25 aprile 2012

E' qui la festa?

Mi sa che ti debbo spiegare Alessio.
Oddio, una festa è come una barzelletta e se la spieghi...
Comunque oggi è festa nazionale il 25 aprile, san Marco.
Ok, confesso, non è festa nazionale perché è San Marco, ho esagerato un pochettino approfittando del fatto che ancora non sapevi leggere, ma per me queste giornate insieme soli io e te, con la mamma al lavoro, cancellano tutto ciò che c'è intorno.
Ma non divaghiamo.
Il 25 aprile è la festa della Liberazione e se ci pensi non c'è niente di più importante della libertà. Infatti volevo chiamarti Libero, ma questa è  un'altra storia.
Festa della  Liberazione, dicevo eppure girando per il paese, oggi, di segni della festa proprio non ne ho visti. Cercavo un tricolore, un festone al monumento dei caduti che se ce ne sono addirittura due in un paesello come Casnate con Bernate vorrà pur dire che qualcosa quelle pietre hanno significato per chi ha costruito il borgo.
Evidentemente al mio sindaco la libertà non piace, o piace poco. Ma quando tu saprai leggere sarà passato anche lui.
Non ti spiego cose lette nei libri, ma soltanto quelle che so davvero.
Il tuo bisnonno, Luciano, festeggiava il 25 aprile perché per lui, deportato in Germania per avere aiutato ad andare in Svizzera persone che rischiavano la vita, quel giorno si riaccese la speranza. Tornare a  casa, in famiglia, invece di finire la sua vita in un lager.

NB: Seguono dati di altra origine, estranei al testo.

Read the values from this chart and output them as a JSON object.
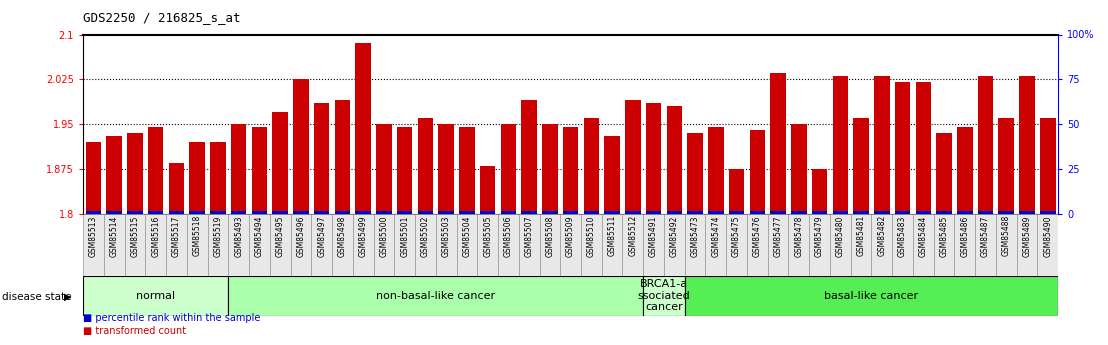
{
  "title": "GDS2250 / 216825_s_at",
  "samples": [
    "GSM85513",
    "GSM85514",
    "GSM85515",
    "GSM85516",
    "GSM85517",
    "GSM85518",
    "GSM85519",
    "GSM85493",
    "GSM85494",
    "GSM85495",
    "GSM85496",
    "GSM85497",
    "GSM85498",
    "GSM85499",
    "GSM85500",
    "GSM85501",
    "GSM85502",
    "GSM85503",
    "GSM85504",
    "GSM85505",
    "GSM85506",
    "GSM85507",
    "GSM85508",
    "GSM85509",
    "GSM85510",
    "GSM85511",
    "GSM85512",
    "GSM85491",
    "GSM85492",
    "GSM85473",
    "GSM85474",
    "GSM85475",
    "GSM85476",
    "GSM85477",
    "GSM85478",
    "GSM85479",
    "GSM85480",
    "GSM85481",
    "GSM85482",
    "GSM85483",
    "GSM85484",
    "GSM85485",
    "GSM85486",
    "GSM85487",
    "GSM85488",
    "GSM85489",
    "GSM85490"
  ],
  "values": [
    1.92,
    1.93,
    1.935,
    1.945,
    1.885,
    1.92,
    1.92,
    1.95,
    1.945,
    1.97,
    2.025,
    1.985,
    1.99,
    2.085,
    1.95,
    1.945,
    1.96,
    1.95,
    1.945,
    1.88,
    1.95,
    1.99,
    1.95,
    1.945,
    1.96,
    1.93,
    1.99,
    1.985,
    1.98,
    1.935,
    1.945,
    1.875,
    1.94,
    2.035,
    1.95,
    1.875,
    2.03,
    1.96,
    2.03,
    2.02,
    2.02,
    1.935,
    1.945,
    2.03,
    1.96,
    2.03,
    1.96
  ],
  "bar_color": "#cc0000",
  "blue_color": "#0000cc",
  "ymin": 1.8,
  "ymax": 2.1,
  "yticks": [
    1.8,
    1.875,
    1.95,
    2.025,
    2.1
  ],
  "ytick_labels": [
    "1.8",
    "1.875",
    "1.95",
    "2.025",
    "2.1"
  ],
  "right_yticks": [
    0,
    25,
    50,
    75,
    100
  ],
  "right_ytick_labels": [
    "0",
    "25",
    "50",
    "75",
    "100%"
  ],
  "dotted_lines": [
    1.875,
    1.95,
    2.025
  ],
  "groups": [
    {
      "label": "normal",
      "start": 0,
      "end": 7,
      "color": "#ccffcc"
    },
    {
      "label": "non-basal-like cancer",
      "start": 7,
      "end": 27,
      "color": "#aaffaa"
    },
    {
      "label": "BRCA1-a\nssociated\ncancer",
      "start": 27,
      "end": 29,
      "color": "#ccffcc"
    },
    {
      "label": "basal-like cancer",
      "start": 29,
      "end": 47,
      "color": "#55ee55"
    }
  ],
  "disease_state_label": "disease state",
  "legend_items": [
    {
      "label": "transformed count",
      "color": "#cc0000"
    },
    {
      "label": "percentile rank within the sample",
      "color": "#0000cc"
    }
  ],
  "title_fontsize": 9,
  "tick_fontsize": 7,
  "xlabel_fontsize": 5.5,
  "group_fontsize": 8
}
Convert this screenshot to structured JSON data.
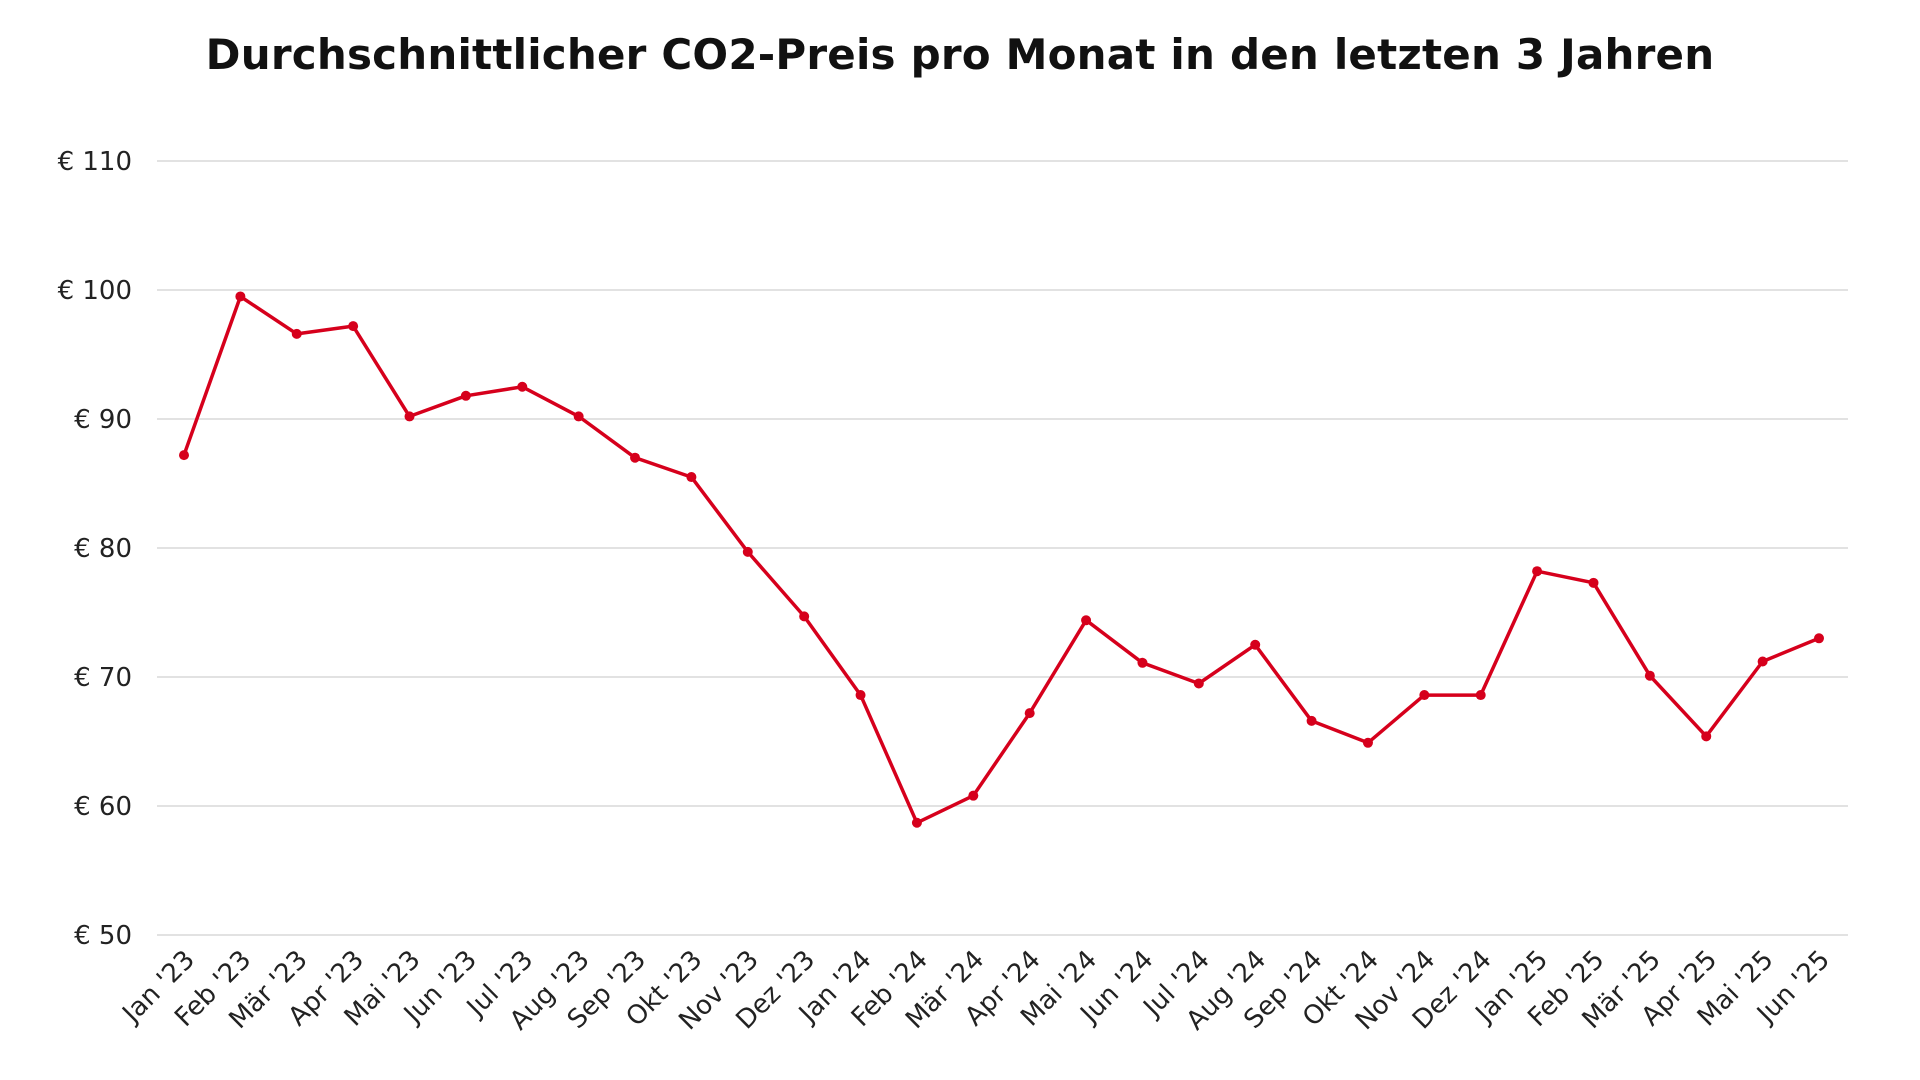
{
  "chart_data": {
    "type": "line",
    "title": "Durchschnittlicher CO2-Preis pro Monat in den letzten 3 Jahren",
    "xlabel": "",
    "ylabel": "",
    "categories": [
      "Jan '23",
      "Feb '23",
      "Mär '23",
      "Apr '23",
      "Mai '23",
      "Jun '23",
      "Jul '23",
      "Aug '23",
      "Sep '23",
      "Okt '23",
      "Nov '23",
      "Dez '23",
      "Jan '24",
      "Feb '24",
      "Mär '24",
      "Apr '24",
      "Mai '24",
      "Jun '24",
      "Jul '24",
      "Aug '24",
      "Sep '24",
      "Okt '24",
      "Nov '24",
      "Dez '24",
      "Jan '25",
      "Feb '25",
      "Mär '25",
      "Apr '25",
      "Mai '25",
      "Jun '25"
    ],
    "series": [
      {
        "values": [
          87.2,
          99.5,
          96.6,
          97.2,
          90.2,
          91.8,
          92.5,
          90.2,
          87.0,
          85.5,
          79.7,
          74.7,
          68.6,
          58.7,
          60.8,
          67.2,
          74.4,
          71.1,
          69.5,
          72.5,
          66.6,
          64.9,
          68.6,
          68.6,
          78.2,
          77.3,
          70.1,
          65.4,
          71.2,
          73.0
        ]
      }
    ],
    "ylim": [
      50,
      110
    ],
    "yticks": [
      50,
      60,
      70,
      80,
      90,
      100,
      110
    ],
    "ytick_labels": [
      "€ 50",
      "€ 60",
      "€ 70",
      "€ 80",
      "€ 90",
      "€ 100",
      "€ 110"
    ],
    "grid": true,
    "legend": "none",
    "line_color": "#d6001c",
    "grid_color": "#d9d9d9"
  }
}
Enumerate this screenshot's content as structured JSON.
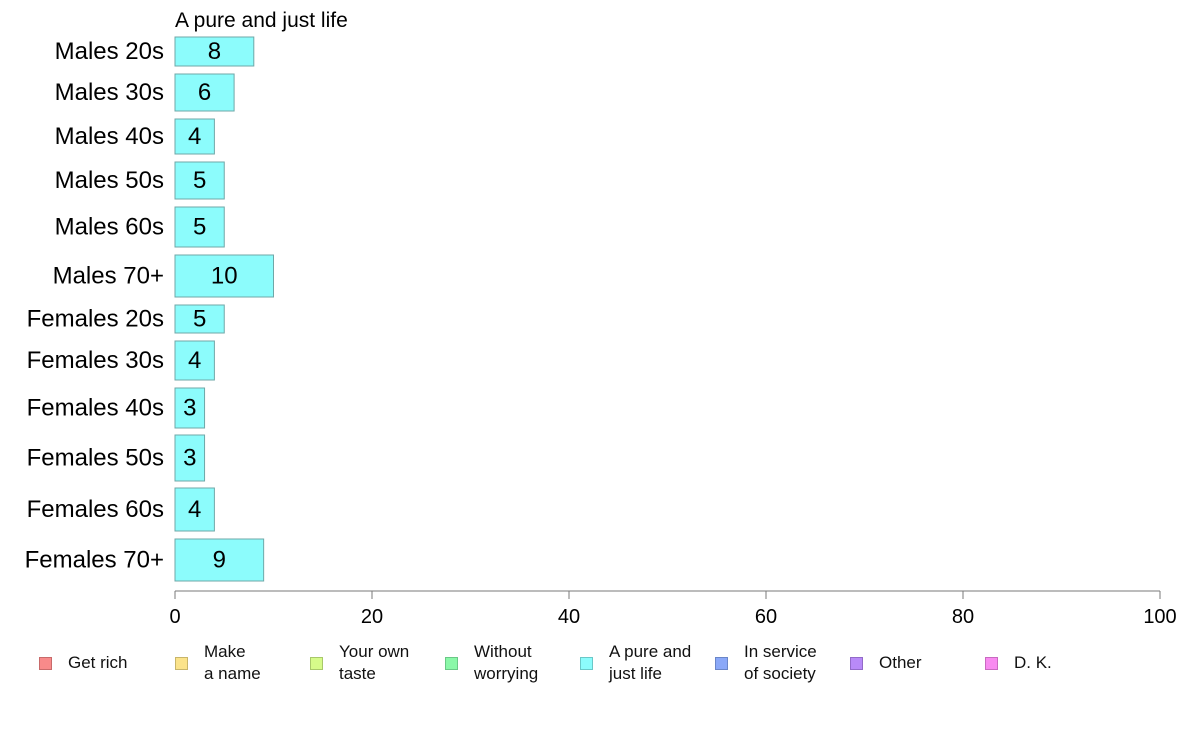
{
  "chart_data": {
    "type": "bar",
    "orientation": "horizontal",
    "title": "A pure and just life",
    "categories": [
      "Males 20s",
      "Males 30s",
      "Males 40s",
      "Males 50s",
      "Males 60s",
      "Males 70+",
      "Females 20s",
      "Females 30s",
      "Females 40s",
      "Females 50s",
      "Females 60s",
      "Females 70+"
    ],
    "values": [
      8,
      6,
      4,
      5,
      5,
      10,
      5,
      4,
      3,
      3,
      4,
      9
    ],
    "xlim": [
      0,
      100
    ],
    "xticks": [
      0,
      20,
      40,
      60,
      80,
      100
    ],
    "xlabel": "",
    "ylabel": "",
    "grid": false,
    "legend_placement": "bottom",
    "bar_color": "#8CFCFC",
    "bar_edge_color": "#6FA7A7"
  },
  "legend": [
    {
      "label": "Get rich",
      "color": "#F88A8A",
      "edge": "#C86A6A"
    },
    {
      "label": "Make\na name",
      "color": "#FBE38A",
      "edge": "#C8B56A"
    },
    {
      "label": "Your own\ntaste",
      "color": "#D6FB8A",
      "edge": "#A8C86A"
    },
    {
      "label": "Without\nworrying",
      "color": "#8AF8A8",
      "edge": "#6AC886"
    },
    {
      "label": "A pure and\njust life",
      "color": "#8CFCFC",
      "edge": "#6AC8C8"
    },
    {
      "label": "In service\nof society",
      "color": "#8AA8F8",
      "edge": "#6A86C8"
    },
    {
      "label": "Other",
      "color": "#B88AF8",
      "edge": "#926AC8"
    },
    {
      "label": "D. K.",
      "color": "#F88AF0",
      "edge": "#C86AC0"
    }
  ]
}
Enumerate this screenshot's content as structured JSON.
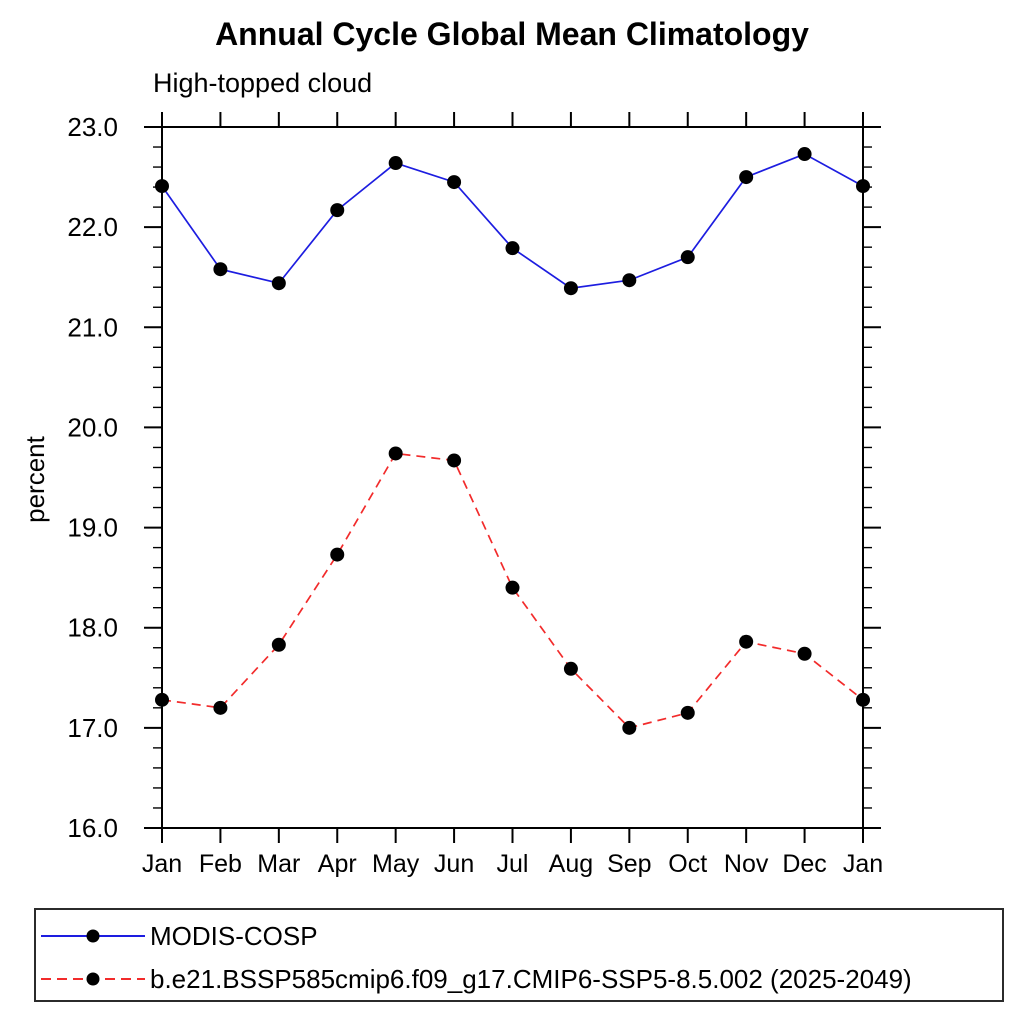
{
  "chart_data": {
    "type": "line",
    "title": "Annual Cycle Global Mean Climatology",
    "subtitle": "High-topped cloud",
    "ylabel": "percent",
    "xlabel": "",
    "ylim": [
      16.0,
      23.0
    ],
    "y_major_step": 1.0,
    "y_minor_step": 0.2,
    "y_tick_labels": [
      "23.0",
      "22.0",
      "21.0",
      "20.0",
      "19.0",
      "18.0",
      "17.0",
      "16.0"
    ],
    "categories": [
      "Jan",
      "Feb",
      "Mar",
      "Apr",
      "May",
      "Jun",
      "Jul",
      "Aug",
      "Sep",
      "Oct",
      "Nov",
      "Dec",
      "Jan"
    ],
    "grid": false,
    "legend_position": "bottom",
    "axis_color": "#000000",
    "marker_shape": "filled-circle",
    "series": [
      {
        "name": "MODIS-COSP",
        "color": "#1d1de0",
        "line_style": "solid",
        "marker_color": "#000000",
        "values": [
          22.41,
          21.58,
          21.44,
          22.17,
          22.64,
          22.45,
          21.79,
          21.39,
          21.47,
          21.7,
          22.5,
          22.73,
          22.41
        ]
      },
      {
        "name": "b.e21.BSSP585cmip6.f09_g17.CMIP6-SSP5-8.5.002 (2025-2049)",
        "color": "#f22b2b",
        "line_style": "dashed",
        "marker_color": "#000000",
        "values": [
          17.28,
          17.2,
          17.83,
          18.73,
          19.74,
          19.67,
          18.4,
          17.59,
          17.0,
          17.15,
          17.86,
          17.74,
          17.28
        ]
      }
    ]
  }
}
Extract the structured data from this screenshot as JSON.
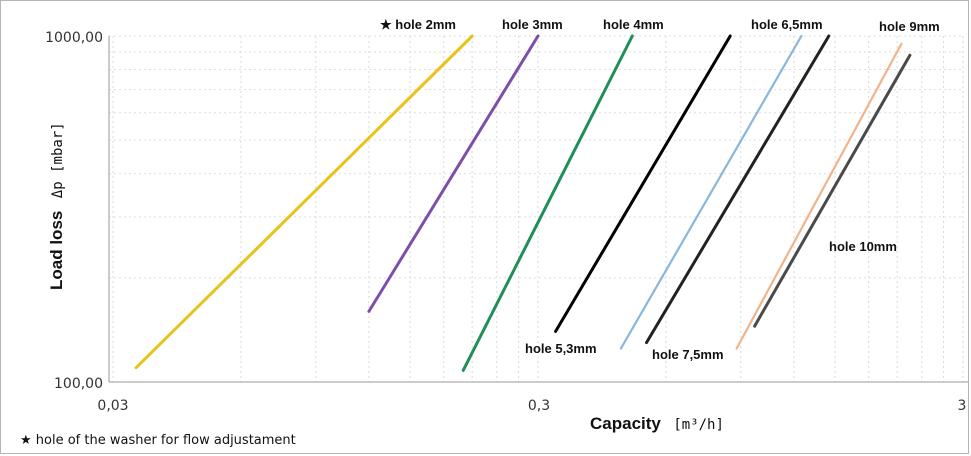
{
  "chart_data": {
    "type": "line",
    "x_scale": "log",
    "y_scale": "log",
    "xlabel": "Capacity",
    "xunit": "[m³/h]",
    "ylabel": "Load loss",
    "yunit": "Δp [mbar]",
    "xlim": [
      0.03,
      3
    ],
    "ylim": [
      100,
      1000
    ],
    "x_tick_labels": [
      "0,03",
      "0,3",
      "3"
    ],
    "y_tick_labels": [
      "100,00",
      "1000,00"
    ],
    "grid": true,
    "footnote": "★ hole of the washer for flow adjustament",
    "series": [
      {
        "name": "★ hole 2mm",
        "color": "#e9c21a",
        "x": [
          0.034,
          0.21
        ],
        "y": [
          110,
          1000
        ]
      },
      {
        "name": "hole 3mm",
        "color": "#7d4fa8",
        "x": [
          0.12,
          0.3
        ],
        "y": [
          160,
          1000
        ]
      },
      {
        "name": "hole 4mm",
        "color": "#1f8f57",
        "x": [
          0.2,
          0.5
        ],
        "y": [
          108,
          1000
        ]
      },
      {
        "name": "hole 5,3mm",
        "color": "#000000",
        "x": [
          0.33,
          0.85
        ],
        "y": [
          140,
          1000
        ]
      },
      {
        "name": "hole 6,5mm",
        "color": "#8ab6dc",
        "x": [
          0.47,
          1.25
        ],
        "y": [
          125,
          1000
        ]
      },
      {
        "name": "hole 7,5mm",
        "color": "#222222",
        "x": [
          0.54,
          1.45
        ],
        "y": [
          130,
          1000
        ]
      },
      {
        "name": "hole 9mm",
        "color": "#f0b48a",
        "x": [
          0.88,
          2.15
        ],
        "y": [
          125,
          950
        ]
      },
      {
        "name": "hole 10mm",
        "color": "#4a4a4a",
        "x": [
          0.97,
          2.25
        ],
        "y": [
          145,
          880
        ]
      }
    ]
  }
}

Suo fratello, Danilo, festeggiava pure lui. Quel 25 aprile valse anche la sua di liberazione. Lui era in Russia con l'esercito invasore del Duce, in una fattoria a lavorare come prigioniero di guerra. I carcerieri lo avevano catturato semicongelato, gli avevano salvato un piede e lo avevano messo ai lavori forzati. Non stava malissimo, diceva, ma libero e a casa era un altro pianeta.
Tuo nonno Angelo era un ragazzino e correva incontro agli americani allo stadio Sinigaglia di Como che erano strani, di tutti i colori e regalavano cioccolato e cicche. Immaginati la festa.
Sua mamma poteva finalmente smettere di cucire camicie nere bestemmiando contro chi gli aveva incarcerato il marito. L'unico modo per mandare avanti la famiglia. Liberazione dal lavorare per il tuo aguzzino.
Noi abbiamo sempre festeggiato questo, caro Alessio, e delle revisioni storiche non ce ne può fregare di meno perché la storia Migliavada del 25 aprile è più o meno tutta li.
In realtà ci sarebbero da raccontare anche le festose partecipazioni della famiglia Migliavada alla corsa non competitiva "Su e giò pai senté", dove riuscivamo a raccattare sempre una coppa per la famiglia più numerosa (non la prima, i Seneca erano troppi).
Festeggia anche quelle, se vuoi, ma per favore, continua a festeggiare.